Microsoft Azure DevOps, GitHub, GitLab, and BitBucket, four of the largest code hosting portals to date, have all issued a mass recall of SSH keys following a report about a vulnerability in GitKraken, a popular Git software client.
The decision to revoke SSH keys was made after GitKraken engineering team contacted Git hosting service providers about the issue. The bug, which was discovered in late September by the GitKraken team, resides in the open source SSH key generation library that was implemented in GitKraken versions 7.6.x, 7.7.x, 8.0.0, released between 5-12-21 and 9-27-21.

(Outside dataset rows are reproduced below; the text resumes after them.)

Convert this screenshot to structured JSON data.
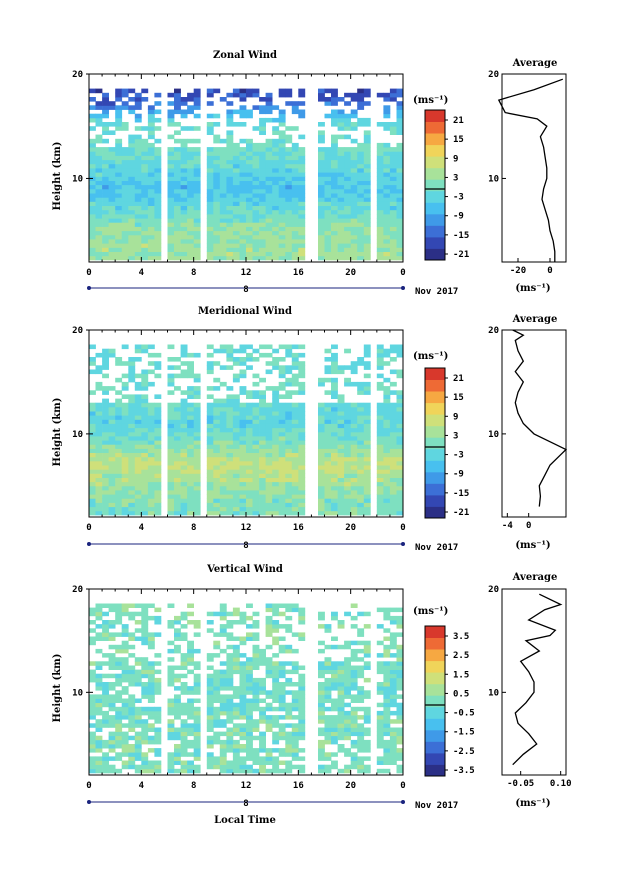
{
  "figure": {
    "xlabel": "Local Time",
    "date_label": "Nov 2017",
    "day_label": "8",
    "panels": [
      {
        "title": "Zonal Wind",
        "ylabel": "Height (km)",
        "unit": "(ms⁻¹)",
        "colorbar_ticks": [
          "21",
          "15",
          "9",
          "3",
          "-3",
          "-9",
          "-15",
          "-21"
        ],
        "avg_title": "Average",
        "avg_unit": "(ms⁻¹)",
        "avg_xticks": [
          "-20",
          "0"
        ]
      },
      {
        "title": "Meridional Wind",
        "ylabel": "Height (km)",
        "unit": "(ms⁻¹)",
        "colorbar_ticks": [
          "21",
          "15",
          "9",
          "3",
          "-3",
          "-9",
          "-15",
          "-21"
        ],
        "avg_title": "Average",
        "avg_unit": "(ms⁻¹)",
        "avg_xticks": [
          "-4",
          "0"
        ]
      },
      {
        "title": "Vertical Wind",
        "ylabel": "Height (km)",
        "unit": "(ms⁻¹)",
        "colorbar_ticks": [
          "3.5",
          "2.5",
          "1.5",
          "0.5",
          "-0.5",
          "-1.5",
          "-2.5",
          "-3.5"
        ],
        "avg_title": "Average",
        "avg_unit": "(ms⁻¹)",
        "avg_xticks": [
          "-0.05",
          "0.10"
        ]
      }
    ]
  },
  "chart_data": [
    {
      "type": "heatmap",
      "title": "Zonal Wind",
      "ylabel": "Height (km)",
      "xlim": [
        0,
        24
      ],
      "ylim": [
        2,
        20
      ],
      "xticks": [
        "0",
        "4",
        "8",
        "12",
        "16",
        "20",
        "0"
      ],
      "yticks": [
        "10",
        "20"
      ],
      "colorbar_range": [
        -24,
        24
      ],
      "colorbar_unit": "(ms⁻¹)",
      "data_gaps_hours": [
        5.8,
        8.9,
        17.0,
        21.8
      ],
      "heights_km": [
        3,
        5,
        7,
        9,
        11,
        13,
        15,
        17,
        19
      ],
      "values_ms": [
        3,
        2,
        -3,
        -7,
        -3,
        -1,
        -2,
        -15,
        -20
      ]
    },
    {
      "type": "heatmap",
      "title": "Meridional Wind",
      "ylabel": "Height (km)",
      "xlim": [
        0,
        24
      ],
      "ylim": [
        2,
        20
      ],
      "xticks": [
        "0",
        "4",
        "8",
        "12",
        "16",
        "20",
        "0"
      ],
      "yticks": [
        "10",
        "20"
      ],
      "colorbar_range": [
        -24,
        24
      ],
      "colorbar_unit": "(ms⁻¹)",
      "data_gaps_hours": [
        5.8,
        8.9,
        17.0,
        21.8
      ],
      "heights_km": [
        3,
        5,
        7,
        9,
        11,
        13,
        15,
        17,
        19
      ],
      "values_ms": [
        0,
        3,
        6,
        0,
        -4,
        -2,
        -1,
        -2,
        -3
      ]
    },
    {
      "type": "heatmap",
      "title": "Vertical Wind",
      "ylabel": "Height (km)",
      "xlim": [
        0,
        24
      ],
      "ylim": [
        2,
        20
      ],
      "xticks": [
        "0",
        "4",
        "8",
        "12",
        "16",
        "20",
        "0"
      ],
      "yticks": [
        "10",
        "20"
      ],
      "colorbar_range": [
        -4,
        4
      ],
      "colorbar_unit": "(ms⁻¹)",
      "data_gaps_hours": [
        5.8,
        8.9,
        17.0,
        21.8
      ],
      "heights_km": [
        3,
        5,
        7,
        9,
        11,
        13,
        15,
        17,
        19
      ],
      "values_ms": [
        0,
        0,
        0,
        -0.2,
        -0.1,
        0,
        0,
        0,
        0
      ]
    },
    {
      "type": "line",
      "title": "Average",
      "xlim": [
        -30,
        10
      ],
      "ylim": [
        2,
        20
      ],
      "x": [
        3,
        3,
        2,
        0,
        -1,
        -3,
        -5,
        -4,
        -2,
        -2,
        -3,
        -4,
        -6,
        -2,
        -8,
        -28,
        -32,
        -10,
        8
      ],
      "y": [
        2,
        3,
        4,
        5,
        6,
        7,
        8,
        9,
        10,
        11,
        12,
        13,
        14,
        15,
        15.7,
        16.3,
        17.5,
        18.5,
        19.5
      ]
    },
    {
      "type": "line",
      "title": "Average",
      "xlim": [
        -5,
        7
      ],
      "ylim": [
        2,
        20
      ],
      "x": [
        2,
        2.2,
        2,
        3,
        4,
        6,
        7,
        5,
        1,
        -1,
        -2,
        -2.5,
        -2,
        -1,
        -2.5,
        -1,
        -2,
        -2.5,
        -1,
        -3
      ],
      "y": [
        3,
        4,
        5,
        6,
        7,
        8,
        8.5,
        9,
        10,
        11,
        12,
        13,
        14,
        15,
        16,
        17,
        18,
        19,
        19.5,
        20
      ]
    },
    {
      "type": "line",
      "title": "Average",
      "xlim": [
        -0.12,
        0.12
      ],
      "ylim": [
        2,
        20
      ],
      "x": [
        -0.08,
        -0.04,
        0.01,
        -0.02,
        -0.06,
        -0.07,
        -0.03,
        0.0,
        0.0,
        -0.02,
        -0.05,
        0.02,
        -0.03,
        0.06,
        0.08,
        -0.02,
        0.04,
        0.1,
        0.02
      ],
      "y": [
        3,
        4,
        5,
        6,
        7,
        8,
        9,
        10,
        11,
        12,
        13,
        14,
        15,
        15.5,
        16,
        17,
        18,
        18.5,
        19.5
      ]
    }
  ]
}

The vulnerability exists due to an error in the pseudo-random number generator used by keypair to generate RSA keys for SSH connections. A remote attacker can generate duplicate SSH keys and gain unauthorized access to the affected systems.
The vulnerability was fixed with the release of GitKraken 8.0.1. However, the GitKraken team has warned that users who upgraded to a new version will still need to replace their GitKraken generated keys if they were generated in the affected versions.
Users who are not sure what version they used to generate their SSH key, are recommended to renew the key by doing the following:
1. Remove all old GitKraken-generated SSH keys stored locally.
2. Generate new SSH keys using GitKraken 8.0.1, or later, for each of your Git service providers.